[bug] - Garbled when the some link is in Chinese

Question

[bug] - Garbled when the some link is in Chinese

zxhycxq opened this issue 2 years ago · comments

你好世界 commented 2 years ago

when the url is like http://media.people.com.cn/n1/2020/0617/c40606-31749210.html,then the result was:

however, this link is in chinese too, it was right.

https://juejin.cn/post/6931597891182002183

how to solve this problem？change the UNICODE? thanks you!

SettingDust · Answer 1 · Sun Nov 27 2022 21:56:02 GMT+0800 (China Standard Time)

人民网使用的是 GBK，本库需要读取编码

The people.com use the gbk encoding <meta http-equiv="content-type" content="text/html;charset=GB2312">. We need read the content type of document @ndaidong

Dong Nguyen · Answer 2 · Mon Nov 28 2022 15:36:05 GMT+0800 (China Standard Time)

@zxhycxq yes it relates to the charset of that websit as @SettingDust pointed out.

@SettingDust then what we should do next? Does it require to convert the whole content to UTF8?

SettingDust · Answer 3 · Mon Nov 28 2022 16:10:23 GMT+0800 (China Standard Time)

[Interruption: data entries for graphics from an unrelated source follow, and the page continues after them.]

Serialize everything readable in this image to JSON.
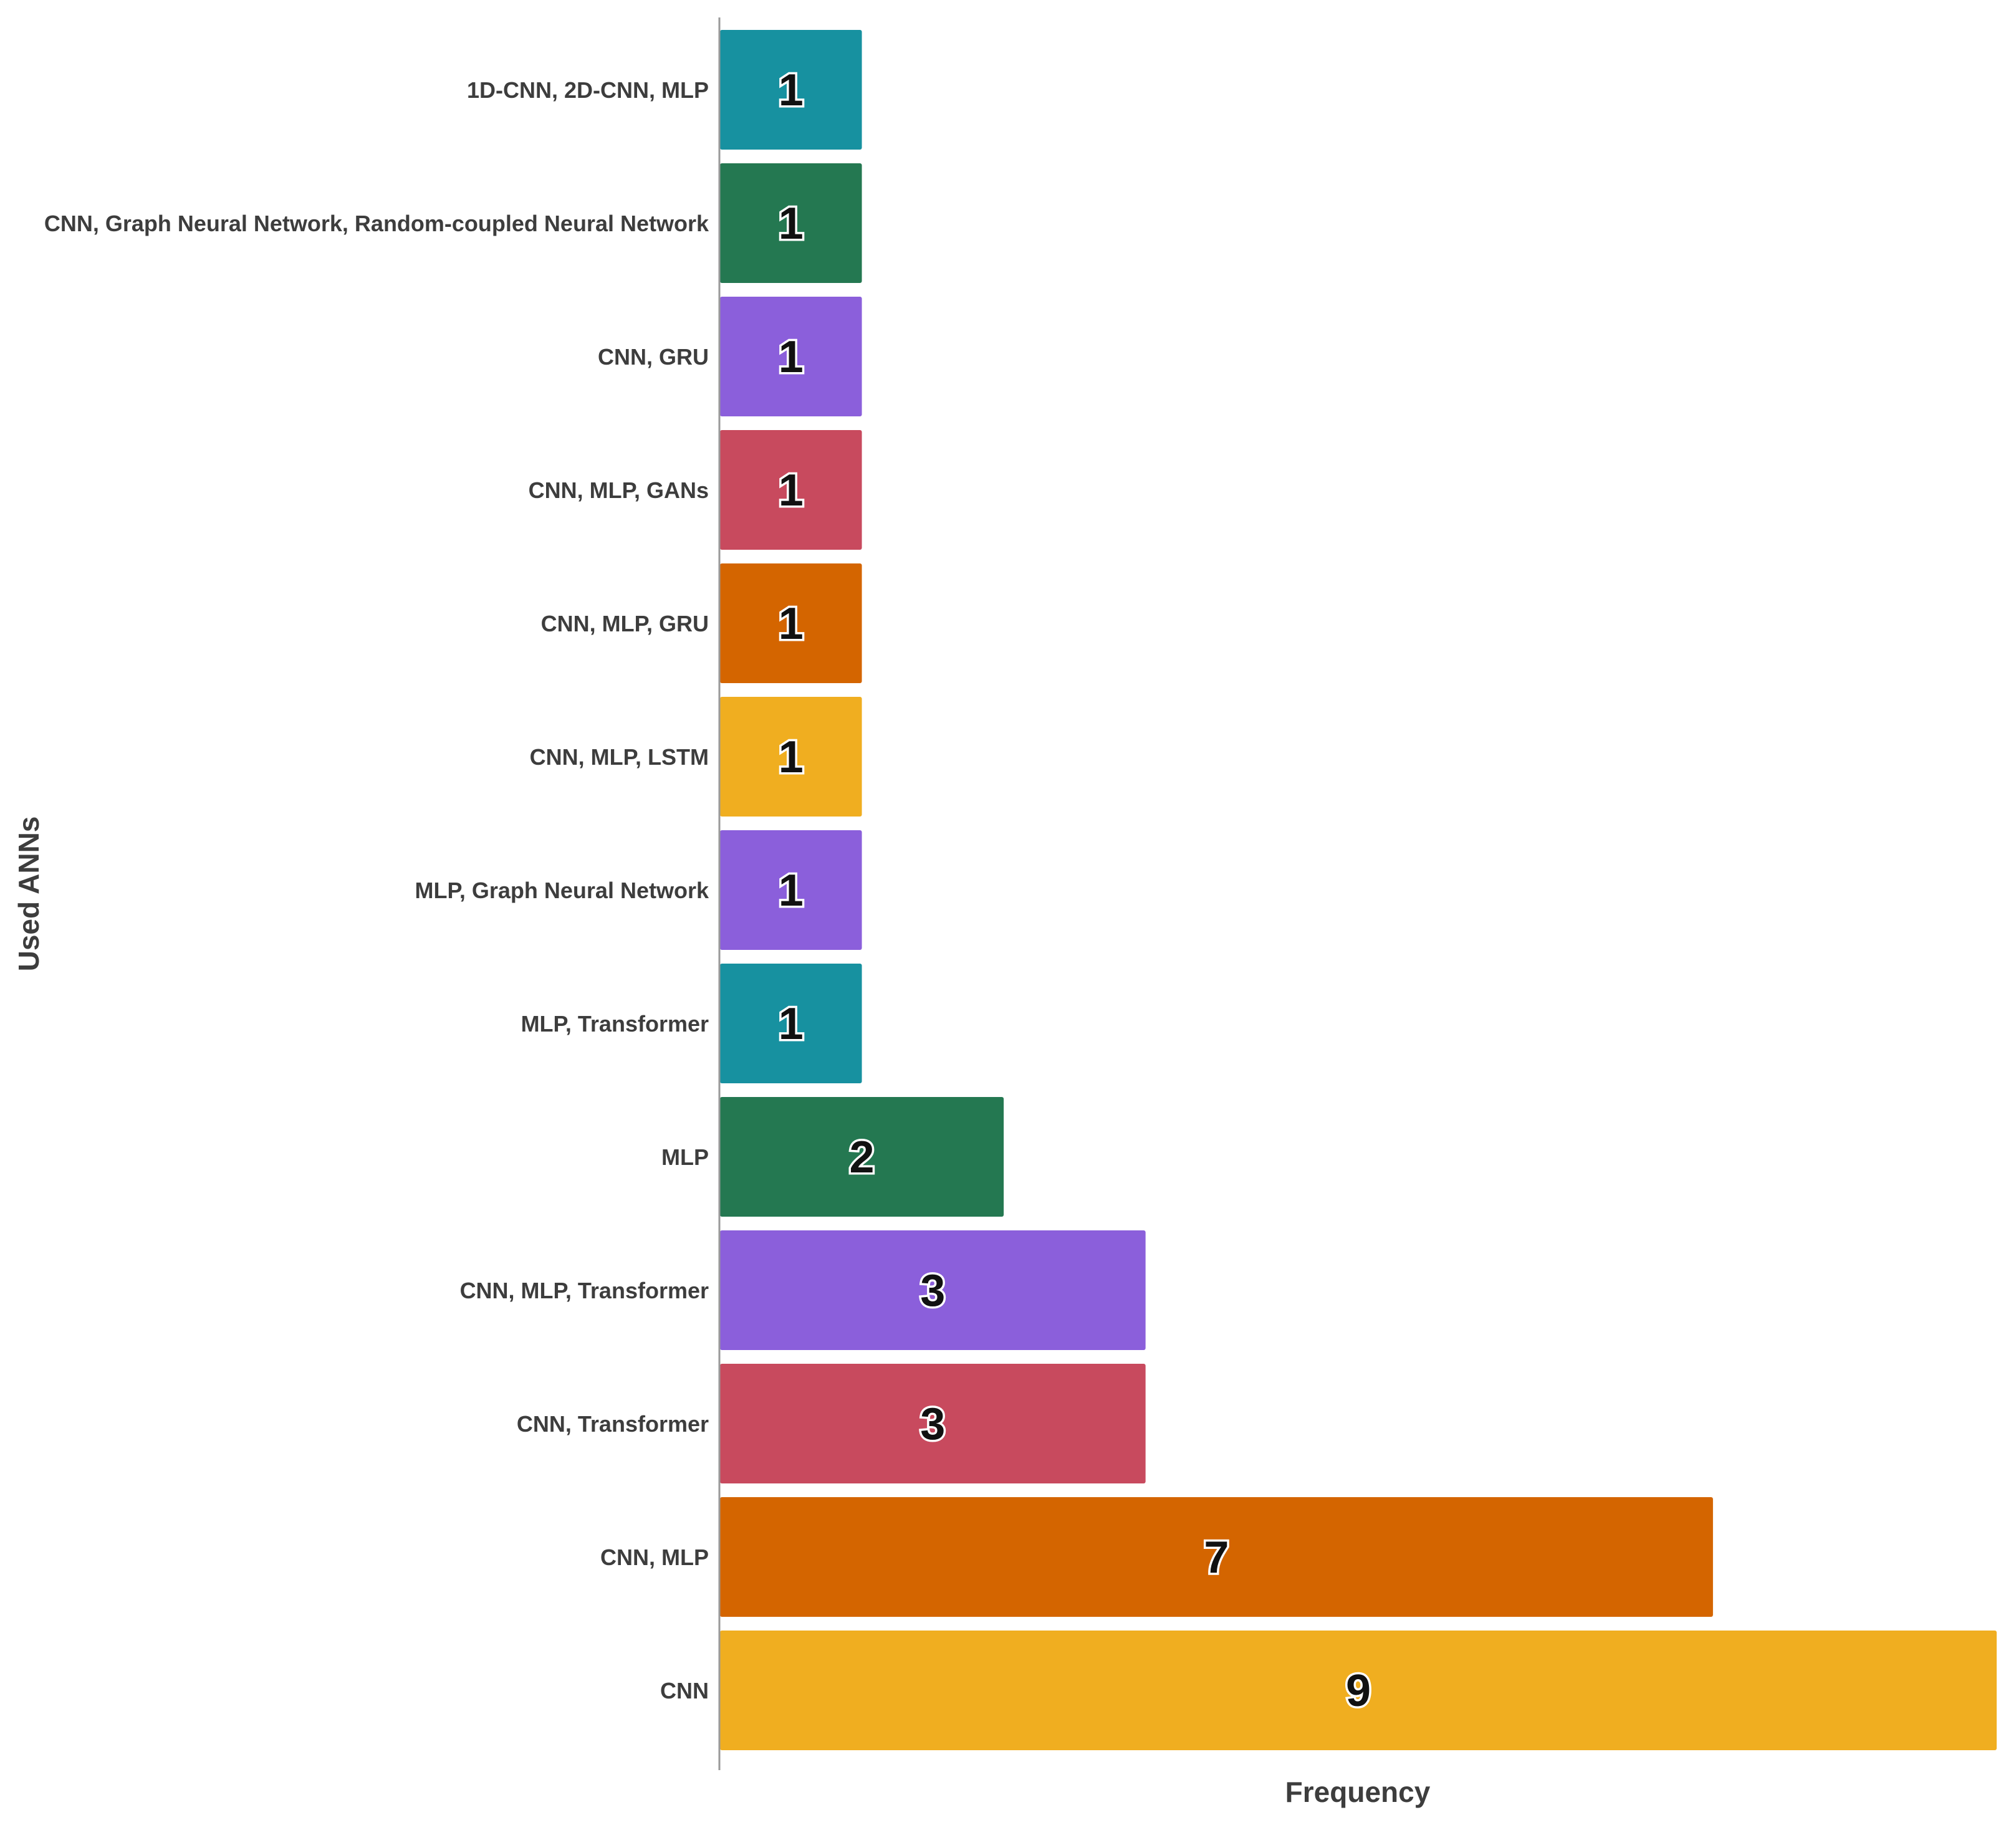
{
  "chart_data": {
    "type": "bar",
    "orientation": "horizontal",
    "xlabel": "Frequency",
    "ylabel": "Used ANNs",
    "xlim": [
      0,
      9
    ],
    "grid": false,
    "legend": "none",
    "categories": [
      "1D-CNN, 2D-CNN, MLP",
      "CNN, Graph Neural Network, Random-coupled Neural Network",
      "CNN, GRU",
      "CNN, MLP, GANs",
      "CNN, MLP, GRU",
      "CNN, MLP, LSTM",
      "MLP, Graph Neural Network",
      "MLP, Transformer",
      "MLP",
      "CNN, MLP, Transformer",
      "CNN, Transformer",
      "CNN, MLP",
      "CNN"
    ],
    "values": [
      1,
      1,
      1,
      1,
      1,
      1,
      1,
      1,
      2,
      3,
      3,
      7,
      9
    ],
    "colors": [
      "#1791a0",
      "#247851",
      "#8b5fdb",
      "#c84a5e",
      "#d46500",
      "#f0ae20",
      "#8b5fdb",
      "#1791a0",
      "#247851",
      "#8b5fdb",
      "#c84a5e",
      "#d46500",
      "#f0ae20"
    ]
  }
}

@ndaidong Yup, need lib like iconv-lite to convert the encoding.
But we can't know if the html string is as same as the meta(input string maybe utf-8 but with other encoding in meta).
So I think the encoding should specific from options or users should convert the input by themselves.
Or we have to add encoding to rules. It's too complex

你好世界 · Answer 4 · Mon Nov 28 2022 16:20:09 GMT+0800 (China Standard Time)

We can provide an option for users to choose,if possible.

SettingDust · Answer 5 · Mon Nov 28 2022 16:21:52 GMT+0800 (China Standard Time)

We can provide an option for users to choose,if possible.

I prefer users convert the input by themselves

Dong Nguyen · Answer 6 · Mon Nov 28 2022 23:27:34 GMT+0800 (China Standard Time)

yes, as far as I can see this is just an exception. User should find a way to handle it by himself.
In this case, the process could be: load HTML --> convert to UTF-8 --> pass converted UTF-8 string to article-parser

nick008a · Answer 7 · Tue Nov 29 2022 17:25:05 GMT+0800 (China Standard Time)

I still encounter this problem after iconv to UTF-8. The extractor seems to fail silently with null output.

You can try reproducing this by dumping the HTML source from the browser and read it in nodejs.

SettingDust · Answer 8 · Tue Nov 29 2022 18:19:12 GMT+0800 (China Standard Time)

I still encounter this problem after iconv to UTF-8. The extractor seems to fail silently with null output.

You can try reproducing this by dumping the HTML source from the browser and read it in nodejs.

You have to confirm the content you input is gbk.

Edit: article-parser can't extract available links from this page. We need provide method that accept a url. But this issue is discussed.
Can be extracted with await parseFromHtml(html, 'http://media.people.com.cn/n1/2020/0617/c40606-31749210.html')

Dong Nguyen · Answer 9 · Fri Apr 26 2024 16:53:35 GMT+0800 (China Standard Time)

Resolved with v8.0.8